The book references were pretty good overall. It recommended my book, so that’s nice, and several other good books. The book recommendations didn’t quite line up with the topics, or would require the learner to really scrutinize the book contents to find the relevant material, and the books would not be readable in the time allotted in the study plan. The video links were all broken. I can’t be 100% sure but I’m pretty convinced they are all ChatGPT hallucinations. They are attributed to people or entities that do exist, but don’t do a lot on youtube. There are videos on most of these topics, some of them by reputable folks, but ChatGPT did not point to any of those.

They did link to a good podcast, and one or two other reasonable resources, but this prompt did expose a big issue in instructional design. While the roots are similar, instructional design is practiced very differently in higher ed vs workplace, so some of the books and resources are primarily useful in one or the other domains, not both.

Rating would be 5 out of 10 because it picked genuinely good books.

Prompt 4: Can you give me some beginner projects I could work on to help strengthen my workplace instructional design skills?

For this prompt, I specified workplace, and it’s a pretty good list. Not because a beginner could actually work on most of these projects (they would need a subject matter expert at the very least), but because it gave me a pretty good sample of the kinds of projects that somebody in workplace learning would actually work on, and would give a new person a good idea of how they might be spending their time.

I’m rating this one high, because it’s useful even if it didn’t really answer the question asked – 7 out of 10

I stopped at that point (though there were a few add-on questions in the doc). Overall, it’s kind of what I expected (did I mention my potential confirmation bias?). I saw some genuinely useful stuff, some mediocre stuff and some utter nonsense.

This is absolutely a snapshot in time, and will likely improve as the technology gets better. It did emphasize for me that ChatGPT and the like will always be a lagging indicator for content production, and it’s propensity to make stuff up is probably a feature, not a bug.

It all has a focus on curating and parsing content for self-motivated learners that ignores the reality that content is the relatively easy part of education. Feedback is the hard expensive part. The potential use of LLMs for education that is actually exciting to me is the idea that we could use them to give feedback at scale. MOOCs could put content out to millions, but they couldn’t grade a million term papers.

I’m not sure what we would need to do to feel confident about LLMs providing student feedback, but it’s an interesting avenue to explore.

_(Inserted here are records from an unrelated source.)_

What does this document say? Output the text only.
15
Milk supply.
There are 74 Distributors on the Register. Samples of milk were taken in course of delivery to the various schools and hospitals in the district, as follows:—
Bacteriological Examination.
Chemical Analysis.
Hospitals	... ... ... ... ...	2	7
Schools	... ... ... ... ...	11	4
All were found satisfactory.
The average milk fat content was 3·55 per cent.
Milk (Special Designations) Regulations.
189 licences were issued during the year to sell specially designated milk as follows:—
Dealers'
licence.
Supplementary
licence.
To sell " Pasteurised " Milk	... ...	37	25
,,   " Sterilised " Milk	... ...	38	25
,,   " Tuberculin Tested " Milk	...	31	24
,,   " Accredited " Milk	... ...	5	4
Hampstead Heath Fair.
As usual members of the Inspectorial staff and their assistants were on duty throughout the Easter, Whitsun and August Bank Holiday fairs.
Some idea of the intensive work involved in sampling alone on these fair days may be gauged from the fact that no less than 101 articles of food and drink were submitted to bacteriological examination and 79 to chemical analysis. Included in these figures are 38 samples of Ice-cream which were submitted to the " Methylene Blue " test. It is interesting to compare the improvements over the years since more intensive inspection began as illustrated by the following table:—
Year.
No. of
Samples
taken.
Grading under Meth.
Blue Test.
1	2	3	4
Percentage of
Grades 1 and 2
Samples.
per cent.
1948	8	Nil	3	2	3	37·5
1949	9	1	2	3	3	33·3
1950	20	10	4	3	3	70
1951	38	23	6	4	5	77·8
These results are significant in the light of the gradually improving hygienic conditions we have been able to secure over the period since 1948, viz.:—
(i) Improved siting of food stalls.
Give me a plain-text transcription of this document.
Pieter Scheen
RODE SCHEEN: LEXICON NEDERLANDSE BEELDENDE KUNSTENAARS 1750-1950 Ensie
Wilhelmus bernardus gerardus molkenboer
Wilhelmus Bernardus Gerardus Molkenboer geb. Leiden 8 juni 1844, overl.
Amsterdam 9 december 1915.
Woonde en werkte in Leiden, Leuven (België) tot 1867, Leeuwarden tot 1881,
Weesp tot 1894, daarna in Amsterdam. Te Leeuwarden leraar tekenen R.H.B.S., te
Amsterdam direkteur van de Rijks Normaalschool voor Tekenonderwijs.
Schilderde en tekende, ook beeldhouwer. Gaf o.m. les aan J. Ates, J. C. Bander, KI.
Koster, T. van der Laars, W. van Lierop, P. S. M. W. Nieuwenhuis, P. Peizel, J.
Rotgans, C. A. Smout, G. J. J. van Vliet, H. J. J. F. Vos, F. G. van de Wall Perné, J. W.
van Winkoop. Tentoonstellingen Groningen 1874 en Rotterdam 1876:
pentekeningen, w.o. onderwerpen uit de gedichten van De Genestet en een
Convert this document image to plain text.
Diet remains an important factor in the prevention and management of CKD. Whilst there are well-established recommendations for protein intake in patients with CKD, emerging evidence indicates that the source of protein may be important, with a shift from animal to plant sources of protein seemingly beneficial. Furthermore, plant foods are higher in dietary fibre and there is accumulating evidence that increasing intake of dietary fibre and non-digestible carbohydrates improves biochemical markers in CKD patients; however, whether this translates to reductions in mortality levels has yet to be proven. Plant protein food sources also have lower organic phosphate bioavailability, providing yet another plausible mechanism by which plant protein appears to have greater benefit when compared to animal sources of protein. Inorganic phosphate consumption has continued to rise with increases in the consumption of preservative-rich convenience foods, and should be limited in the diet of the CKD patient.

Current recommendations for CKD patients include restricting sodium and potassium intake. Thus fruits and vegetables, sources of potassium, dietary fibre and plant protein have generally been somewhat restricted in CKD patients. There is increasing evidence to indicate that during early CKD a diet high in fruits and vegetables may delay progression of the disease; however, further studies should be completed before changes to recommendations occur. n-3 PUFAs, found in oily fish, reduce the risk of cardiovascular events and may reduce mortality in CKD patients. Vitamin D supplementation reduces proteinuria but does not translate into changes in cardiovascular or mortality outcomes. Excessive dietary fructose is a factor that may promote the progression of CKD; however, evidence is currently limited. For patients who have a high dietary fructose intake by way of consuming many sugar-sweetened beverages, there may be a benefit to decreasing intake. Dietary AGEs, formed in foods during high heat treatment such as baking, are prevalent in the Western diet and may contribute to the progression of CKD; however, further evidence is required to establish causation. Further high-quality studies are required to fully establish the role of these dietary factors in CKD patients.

Final comment: I promise I don’t hate AI/LLMs

I didn’t do this because I hate AI or because I don’t believe AI/LLMs will be transformative. I do believe they will be transformative. But I’m also seeing a lot of “You can create XYZ in seconds!!” rhetoric out in the world, and I don’t think that’s helpful either. Are these tools amazing? Yes they are. Are they fully ready for prime time in all cases? Maybe not quite yet.